1 - Kaç 'iyileşmiş' danışanının üçüncü bir şahıs tarafından değerlendirilmesi yapılmıştır? (Terapi öncesi sonrası)
2 - Yapılan testler hangi zaman aralıklarıyla yinelenmiştir (bir yıl - beş yıl - on yıl)
3 - Madem nefesin hızlı olduğu varsayımını ortaya atıyorsun: Kaç kekemede - normal konuşanda hangi ölçüm yöntemleriyle nefeslerini kontrol edip karşılaştırmışsın? (Terapi öncesi - sonrası)

Eğer bu sorulara 'hiç yapmadım / yaptırmadım' (senin yapman zaten taraflı olur, tarafsız birinin yapması lazım) diyorsan o zaman neresi bilimseldir?

Senin konuşma ve seslendirme / nefes verme ile ilgili iddiaların tamamen senin kişisel düşüncelerini yansıtıyor ve bilimsel hiçbir dayanağı yoktur. Varsa da göster!

Hakana gelince... Ben Hakan'la tanıştım, tanıştığıma da çok memnun oldum. Hakan'ın kekemeliğine karşı çok olumlu bir yaklaşımı vardır. Var olduğunu inkar etmez, şu anki halinden memnun, ara sıra kekelediğini söylüyor ama bunu doğal görüyor.
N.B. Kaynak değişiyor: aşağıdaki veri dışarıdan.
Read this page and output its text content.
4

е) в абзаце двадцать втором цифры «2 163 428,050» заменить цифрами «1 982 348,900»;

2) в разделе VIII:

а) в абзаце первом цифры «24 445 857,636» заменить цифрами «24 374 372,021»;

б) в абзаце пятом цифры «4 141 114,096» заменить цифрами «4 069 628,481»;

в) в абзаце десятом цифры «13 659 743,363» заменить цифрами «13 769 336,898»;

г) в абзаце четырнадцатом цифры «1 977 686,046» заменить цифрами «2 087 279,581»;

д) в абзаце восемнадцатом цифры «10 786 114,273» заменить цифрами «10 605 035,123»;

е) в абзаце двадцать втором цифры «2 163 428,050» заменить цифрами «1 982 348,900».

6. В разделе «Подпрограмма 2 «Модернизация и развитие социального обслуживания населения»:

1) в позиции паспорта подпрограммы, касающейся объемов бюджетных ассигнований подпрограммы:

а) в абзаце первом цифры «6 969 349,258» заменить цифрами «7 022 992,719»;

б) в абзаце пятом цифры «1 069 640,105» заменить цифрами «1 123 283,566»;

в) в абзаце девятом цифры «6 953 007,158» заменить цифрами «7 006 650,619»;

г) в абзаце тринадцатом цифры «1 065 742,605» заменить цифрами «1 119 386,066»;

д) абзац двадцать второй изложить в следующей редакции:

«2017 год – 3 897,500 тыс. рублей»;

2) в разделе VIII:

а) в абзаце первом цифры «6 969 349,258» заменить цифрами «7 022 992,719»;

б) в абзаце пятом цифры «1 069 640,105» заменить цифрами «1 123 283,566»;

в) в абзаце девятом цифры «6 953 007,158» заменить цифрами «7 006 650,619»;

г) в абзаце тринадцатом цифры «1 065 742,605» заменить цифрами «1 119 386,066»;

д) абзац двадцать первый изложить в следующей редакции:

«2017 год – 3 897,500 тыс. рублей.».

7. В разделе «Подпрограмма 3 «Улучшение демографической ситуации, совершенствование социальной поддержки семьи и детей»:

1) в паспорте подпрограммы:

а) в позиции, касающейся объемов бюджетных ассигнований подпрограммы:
Bu yaklaşımı çok beğendim ve onun için başarılarının devamının geleceğinden eminim.

Yaklaşım bakımından seninle Hakan arasında dağlar kadar fark var.
Sen kekemeliği bir gerçek olarak kabul etmiyor, canavarlaştırıyorsun. 
Kekelemeyi bir kusur olarak görüyor, 'kurtulmak' veya 'iyileşmek'ten bahsediyorsun.

Bunlar insan psikolojisi üzerinde çok ağır yükler oluşturuyor.
Bu yaklaşımla hangi yöntem olursa olsun er geç çökmek zorundadır. Ya da devamlı tetikte akıcı olursun, hiçbir zaman özgür olamazsın.

Alman kekemeleri konuya hakimdir, kime güvenip kime güvenmeyeceğini bilir.

Ben tartışmayı burada keser, 2 yıl sonra tekrar yazışmak isterim. Çünkü kalıcı bir başarı en az iki yıl kesintisiz devam etmeli ki kalıcı diyebilelim.